Fast ein Jahr lang befassten sich die Stadtverwaltung und der Gemeinderat nicht-öffentlich mit einem möglichen Umzug des Bauernfeindmuseums. Die SÜDWEST PRESSE machte die Planungen Anfang Dezember 2016 öffentlich, doch die Diskussion ging seither hinter verschlossenen Türen weiter. Erst am gestrigen Montagabend stand der Punkt auf der öffentlichen Tagesordnung.

Die Frage nach der Zukunft des Museums hätten sich Kernstadtbeirat und Gemeinderat in den vergangenen Jahren mehrfach gestellt, fasste Bürgermeister Gerd Hieber zusammen. Fest stand ein Verbleib in der Kernstadt.

Beim bislang einzigen Umzug des Museums – vom Marktplatz ins ehemalige Forstamt – wurde nicht in die Konzeption oder die Didaktik investiert. Was die Fläche betrifft, bedeutete die erste Standortverlagerung indes eine deutliche Verbesserung: Von 100 Quadratmetern im alten Rathaus auf aktuell 260 Quadratmeter in der Unteren Hauptstraße 5.

Der Mietvertrag mit der Vermögen & Bau Baden-Württemberg wurde 2006 für zehn Jahre geschlossen, 2016 beschloss der Gemeinderat eine Verlängerung bis Februar 2021, doch das Land möchte nicht in das sanierungsbedürftige Gebäude investieren.

Auf der Suche der Stadt nach einer Neukonzeption wurden Studenten der Hochschule für Technik Stuttgart und der Staatlichen Akademie der Bildenden Künste aktiv und erarbeiteten ein neues Ausstellungskonzept für die Werke des in Sulz geborenen Orientmalers Gustav Bauernfeind (1848 bis 1904) mit dem Sulzer Architekten Herwarth Lange.

Im Juni folgte dann der Coup von Ulrich Scholtz, Dozent in Stuttgart: Der Professor kaufte mit seinen Söhnen die Gebäude Sonnenstraße 2 und 4. Seit einigen Monaten werden im hinteren Teil die Räume für das ab November einziehende Notariat umgebaut.
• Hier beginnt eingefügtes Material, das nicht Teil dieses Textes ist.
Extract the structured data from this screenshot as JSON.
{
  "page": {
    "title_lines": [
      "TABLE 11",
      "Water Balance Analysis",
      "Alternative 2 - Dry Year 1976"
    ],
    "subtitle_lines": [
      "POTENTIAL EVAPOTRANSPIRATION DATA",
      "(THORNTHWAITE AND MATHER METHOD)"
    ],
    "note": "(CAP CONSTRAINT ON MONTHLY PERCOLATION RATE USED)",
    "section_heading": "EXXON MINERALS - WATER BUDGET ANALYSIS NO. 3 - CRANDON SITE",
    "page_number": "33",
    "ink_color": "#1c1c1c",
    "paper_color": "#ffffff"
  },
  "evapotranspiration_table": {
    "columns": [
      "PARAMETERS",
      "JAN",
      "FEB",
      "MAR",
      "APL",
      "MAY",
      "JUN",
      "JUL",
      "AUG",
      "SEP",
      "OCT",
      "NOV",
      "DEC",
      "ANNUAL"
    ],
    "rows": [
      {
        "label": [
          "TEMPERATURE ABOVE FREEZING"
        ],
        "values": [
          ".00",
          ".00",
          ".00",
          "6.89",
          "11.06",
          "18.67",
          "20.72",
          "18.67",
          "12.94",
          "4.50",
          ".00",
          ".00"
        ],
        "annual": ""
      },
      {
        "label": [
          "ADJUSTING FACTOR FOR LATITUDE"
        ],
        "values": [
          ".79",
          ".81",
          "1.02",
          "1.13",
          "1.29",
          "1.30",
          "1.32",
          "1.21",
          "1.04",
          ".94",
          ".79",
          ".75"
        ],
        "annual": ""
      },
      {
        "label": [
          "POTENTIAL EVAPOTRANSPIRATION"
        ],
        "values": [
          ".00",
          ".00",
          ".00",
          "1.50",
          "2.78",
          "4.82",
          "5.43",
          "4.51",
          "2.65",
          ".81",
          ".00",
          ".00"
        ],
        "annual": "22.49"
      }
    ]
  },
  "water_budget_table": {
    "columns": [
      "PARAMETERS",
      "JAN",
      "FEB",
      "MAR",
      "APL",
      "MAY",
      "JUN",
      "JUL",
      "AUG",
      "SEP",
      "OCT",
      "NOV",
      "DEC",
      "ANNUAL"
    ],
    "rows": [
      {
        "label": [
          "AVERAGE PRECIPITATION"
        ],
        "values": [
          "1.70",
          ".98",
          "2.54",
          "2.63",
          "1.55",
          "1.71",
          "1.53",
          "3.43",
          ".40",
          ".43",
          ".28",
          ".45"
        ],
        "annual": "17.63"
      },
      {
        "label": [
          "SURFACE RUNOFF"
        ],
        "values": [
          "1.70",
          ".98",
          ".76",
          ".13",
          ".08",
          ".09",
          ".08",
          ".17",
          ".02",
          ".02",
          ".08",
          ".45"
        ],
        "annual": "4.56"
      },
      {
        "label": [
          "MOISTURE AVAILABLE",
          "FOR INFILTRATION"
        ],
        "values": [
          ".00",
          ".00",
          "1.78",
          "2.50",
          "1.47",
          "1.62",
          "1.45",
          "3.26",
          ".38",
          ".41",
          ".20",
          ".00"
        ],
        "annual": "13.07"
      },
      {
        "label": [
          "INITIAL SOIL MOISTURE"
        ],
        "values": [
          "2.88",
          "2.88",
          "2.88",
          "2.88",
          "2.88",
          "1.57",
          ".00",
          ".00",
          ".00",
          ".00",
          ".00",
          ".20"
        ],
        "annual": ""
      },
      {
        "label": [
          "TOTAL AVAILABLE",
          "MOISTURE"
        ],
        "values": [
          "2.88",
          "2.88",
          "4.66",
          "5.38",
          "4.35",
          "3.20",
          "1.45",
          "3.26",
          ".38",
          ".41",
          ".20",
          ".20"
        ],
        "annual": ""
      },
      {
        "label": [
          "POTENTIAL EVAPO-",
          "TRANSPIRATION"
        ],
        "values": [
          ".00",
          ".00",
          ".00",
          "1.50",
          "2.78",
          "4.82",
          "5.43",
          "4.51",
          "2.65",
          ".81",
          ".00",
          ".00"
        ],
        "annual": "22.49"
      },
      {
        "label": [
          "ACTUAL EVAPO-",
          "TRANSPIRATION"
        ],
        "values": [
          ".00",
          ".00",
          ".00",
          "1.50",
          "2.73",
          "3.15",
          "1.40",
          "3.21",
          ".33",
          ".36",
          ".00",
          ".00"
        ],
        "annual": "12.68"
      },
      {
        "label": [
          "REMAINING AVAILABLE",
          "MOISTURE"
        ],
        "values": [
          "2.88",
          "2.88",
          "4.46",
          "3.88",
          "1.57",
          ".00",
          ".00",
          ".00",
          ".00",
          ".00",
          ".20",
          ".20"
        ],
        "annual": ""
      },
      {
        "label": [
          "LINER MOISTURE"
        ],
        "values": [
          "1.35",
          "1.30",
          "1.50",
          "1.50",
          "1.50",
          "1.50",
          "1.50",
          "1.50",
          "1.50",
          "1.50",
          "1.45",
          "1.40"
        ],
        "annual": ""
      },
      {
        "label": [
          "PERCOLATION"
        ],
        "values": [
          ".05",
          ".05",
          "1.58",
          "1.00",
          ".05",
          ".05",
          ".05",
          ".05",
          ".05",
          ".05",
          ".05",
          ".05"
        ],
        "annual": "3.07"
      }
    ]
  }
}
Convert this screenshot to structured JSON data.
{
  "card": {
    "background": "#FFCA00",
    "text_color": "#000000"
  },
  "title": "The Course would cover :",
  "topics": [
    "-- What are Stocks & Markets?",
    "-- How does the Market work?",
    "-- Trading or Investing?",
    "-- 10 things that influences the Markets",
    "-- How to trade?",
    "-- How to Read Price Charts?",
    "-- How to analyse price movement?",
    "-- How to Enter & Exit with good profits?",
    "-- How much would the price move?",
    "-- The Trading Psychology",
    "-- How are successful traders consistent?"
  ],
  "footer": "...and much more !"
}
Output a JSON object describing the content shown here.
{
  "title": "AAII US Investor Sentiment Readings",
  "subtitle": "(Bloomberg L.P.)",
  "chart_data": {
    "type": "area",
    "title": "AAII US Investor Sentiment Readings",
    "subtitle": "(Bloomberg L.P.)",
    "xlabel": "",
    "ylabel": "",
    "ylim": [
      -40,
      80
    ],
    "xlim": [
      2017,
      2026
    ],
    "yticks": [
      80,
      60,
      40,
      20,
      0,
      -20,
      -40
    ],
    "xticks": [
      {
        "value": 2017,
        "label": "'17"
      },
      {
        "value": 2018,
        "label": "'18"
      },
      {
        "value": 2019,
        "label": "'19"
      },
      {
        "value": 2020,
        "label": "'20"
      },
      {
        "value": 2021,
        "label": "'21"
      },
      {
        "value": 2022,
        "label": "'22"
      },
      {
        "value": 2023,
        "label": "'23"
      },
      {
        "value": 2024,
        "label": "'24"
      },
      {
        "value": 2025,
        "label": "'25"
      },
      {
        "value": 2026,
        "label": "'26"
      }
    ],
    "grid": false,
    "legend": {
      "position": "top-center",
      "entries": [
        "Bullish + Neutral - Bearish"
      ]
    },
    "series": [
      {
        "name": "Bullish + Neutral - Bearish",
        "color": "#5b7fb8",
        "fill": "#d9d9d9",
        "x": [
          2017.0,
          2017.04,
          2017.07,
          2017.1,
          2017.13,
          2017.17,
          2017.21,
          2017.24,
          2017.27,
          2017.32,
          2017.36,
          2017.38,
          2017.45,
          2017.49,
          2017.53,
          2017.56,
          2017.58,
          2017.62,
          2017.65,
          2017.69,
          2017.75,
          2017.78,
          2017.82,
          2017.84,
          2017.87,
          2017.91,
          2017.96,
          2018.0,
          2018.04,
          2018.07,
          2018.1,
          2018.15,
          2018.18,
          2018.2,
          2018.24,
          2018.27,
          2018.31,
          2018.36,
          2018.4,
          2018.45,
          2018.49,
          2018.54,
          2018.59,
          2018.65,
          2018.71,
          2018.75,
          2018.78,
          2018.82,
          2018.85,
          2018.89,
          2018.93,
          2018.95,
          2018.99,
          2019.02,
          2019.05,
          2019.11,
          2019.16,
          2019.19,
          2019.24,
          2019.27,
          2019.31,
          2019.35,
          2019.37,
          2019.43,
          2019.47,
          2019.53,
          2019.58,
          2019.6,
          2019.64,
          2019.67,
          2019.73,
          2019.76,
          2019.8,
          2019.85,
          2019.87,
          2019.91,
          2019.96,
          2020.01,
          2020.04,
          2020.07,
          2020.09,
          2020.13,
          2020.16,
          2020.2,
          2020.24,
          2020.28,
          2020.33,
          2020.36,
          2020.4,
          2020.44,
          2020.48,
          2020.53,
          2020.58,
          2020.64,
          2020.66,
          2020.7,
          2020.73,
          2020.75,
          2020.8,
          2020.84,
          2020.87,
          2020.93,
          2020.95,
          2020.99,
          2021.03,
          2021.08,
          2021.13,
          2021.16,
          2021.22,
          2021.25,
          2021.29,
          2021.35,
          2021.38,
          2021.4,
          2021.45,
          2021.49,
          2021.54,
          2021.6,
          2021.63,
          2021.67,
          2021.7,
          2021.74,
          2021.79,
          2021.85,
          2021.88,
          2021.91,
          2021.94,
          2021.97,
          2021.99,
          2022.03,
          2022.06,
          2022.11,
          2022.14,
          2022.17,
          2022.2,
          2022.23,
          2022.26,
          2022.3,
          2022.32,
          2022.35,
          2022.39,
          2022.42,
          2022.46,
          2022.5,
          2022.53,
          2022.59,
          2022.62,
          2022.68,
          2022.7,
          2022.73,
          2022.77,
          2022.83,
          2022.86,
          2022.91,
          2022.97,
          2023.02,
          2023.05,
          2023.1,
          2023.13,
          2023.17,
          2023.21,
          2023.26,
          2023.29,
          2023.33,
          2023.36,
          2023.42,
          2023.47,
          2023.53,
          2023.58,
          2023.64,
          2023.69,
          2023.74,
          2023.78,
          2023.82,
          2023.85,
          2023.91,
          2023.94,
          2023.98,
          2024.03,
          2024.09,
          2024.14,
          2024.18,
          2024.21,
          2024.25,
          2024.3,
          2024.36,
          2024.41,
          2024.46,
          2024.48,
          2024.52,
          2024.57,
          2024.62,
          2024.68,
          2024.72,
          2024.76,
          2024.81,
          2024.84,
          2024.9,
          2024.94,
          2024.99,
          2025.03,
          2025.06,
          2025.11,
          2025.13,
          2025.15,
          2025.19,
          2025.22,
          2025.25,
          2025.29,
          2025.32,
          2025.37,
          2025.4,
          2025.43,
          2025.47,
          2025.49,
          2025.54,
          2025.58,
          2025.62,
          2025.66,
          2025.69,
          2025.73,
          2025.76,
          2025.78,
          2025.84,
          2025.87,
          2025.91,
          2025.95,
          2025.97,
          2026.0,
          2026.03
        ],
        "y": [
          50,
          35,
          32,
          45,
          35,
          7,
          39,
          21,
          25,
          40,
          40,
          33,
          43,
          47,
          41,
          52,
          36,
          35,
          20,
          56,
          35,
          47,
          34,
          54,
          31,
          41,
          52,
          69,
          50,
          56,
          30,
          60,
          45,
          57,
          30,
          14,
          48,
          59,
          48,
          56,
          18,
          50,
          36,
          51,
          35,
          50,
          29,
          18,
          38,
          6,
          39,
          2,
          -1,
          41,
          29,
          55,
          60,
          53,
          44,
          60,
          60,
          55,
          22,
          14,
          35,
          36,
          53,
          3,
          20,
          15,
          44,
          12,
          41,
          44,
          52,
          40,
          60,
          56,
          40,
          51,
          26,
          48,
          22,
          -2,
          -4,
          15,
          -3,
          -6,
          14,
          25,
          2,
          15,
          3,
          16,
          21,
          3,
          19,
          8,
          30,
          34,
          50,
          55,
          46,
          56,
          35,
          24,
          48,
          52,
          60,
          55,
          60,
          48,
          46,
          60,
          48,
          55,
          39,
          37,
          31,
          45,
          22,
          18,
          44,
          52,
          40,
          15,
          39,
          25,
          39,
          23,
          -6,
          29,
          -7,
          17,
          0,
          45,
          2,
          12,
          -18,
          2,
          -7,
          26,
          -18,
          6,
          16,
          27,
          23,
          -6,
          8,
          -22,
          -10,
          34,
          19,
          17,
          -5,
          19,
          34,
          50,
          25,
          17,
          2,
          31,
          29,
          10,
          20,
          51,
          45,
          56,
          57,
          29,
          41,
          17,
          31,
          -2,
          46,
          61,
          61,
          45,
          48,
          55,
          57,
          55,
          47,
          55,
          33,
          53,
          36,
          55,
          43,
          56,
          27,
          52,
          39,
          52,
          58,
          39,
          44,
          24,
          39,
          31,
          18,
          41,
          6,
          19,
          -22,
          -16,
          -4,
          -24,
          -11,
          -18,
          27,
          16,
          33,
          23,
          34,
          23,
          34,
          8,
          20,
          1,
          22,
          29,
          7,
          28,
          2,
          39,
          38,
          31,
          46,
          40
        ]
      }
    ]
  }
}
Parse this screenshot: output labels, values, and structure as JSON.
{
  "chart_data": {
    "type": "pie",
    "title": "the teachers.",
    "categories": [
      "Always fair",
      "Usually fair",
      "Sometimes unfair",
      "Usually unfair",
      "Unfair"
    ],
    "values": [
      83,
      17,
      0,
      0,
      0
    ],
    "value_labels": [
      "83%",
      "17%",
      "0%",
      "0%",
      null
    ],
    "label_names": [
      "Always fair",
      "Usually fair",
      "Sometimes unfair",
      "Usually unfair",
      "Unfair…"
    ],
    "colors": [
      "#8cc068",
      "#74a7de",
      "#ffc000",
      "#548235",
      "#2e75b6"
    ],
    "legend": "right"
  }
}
„Die zentrale Lage bietet eine riesengroße Chance für die Stadt und das Museum“, hob Hauptamtsleiter Hartmut Walter die Vorzüge des Standorts hervor. Zudem verspricht sich die Verwaltung davon eine Aufwertung des Bereichs und dank künftig barrierefreiem Zugang mehr Besucher als die bislang 560 im Jahr.

Das Erdgeschoss und die erste Etage des Gebäudes mit einer Gesamtfläche von 252 Quadratmetern bot der neue Eigentümer der Stadt zur dauerhaften Unterbringung des Bauernfeindmuseums an – für 19500 Euro im Jahr. Zum Vergleich: Für die Räume in der Unteren Hauptstraße 5 zahlt Sulz jährlich 10980 Euro. „Die bisherigen Gespräche waren manchmal nicht einfach“, verriet Hieber und begründete damit die lange nicht-öffentliche Diskussion des Projekts. Die Stadt sei jedoch an einem langfristigen Mietverhältnis interessiert – die Rede ist von einem Zeitraum von 15 bis 20 Jahren.

Zugang über Brucktorstraße

Herwarth Lange stellte dem Gremium die vorgesehene Gebäudestruktur vor: Im Erdgeschoss sollen ein Teil der Austellung, der Empfang sowie Damen- und Behinderten-WC unergebracht sein, das erste Geschoss böte Raum für weitere Bilder, ein Büro und ein Lager. Noch offen ist die Gestaltung der Fassade. „Das hängt von der Innenplanung ab“, erklärte der Architekt. Fest steht jedoch, dass die großen Fenster aus Sicherheits- und Platzgründen größtenteils verschlossen werden müssen. Die Erschließung ist über eine neue Treppe und einen Aufzug vorgesehen. Der spitz zulaufende Hintereingang kann aus konstruktiven Gründen nicht gehalten werden, weshalb der Zugang künftig über die verkehrsberuhigte Brucktorstraße erfolge.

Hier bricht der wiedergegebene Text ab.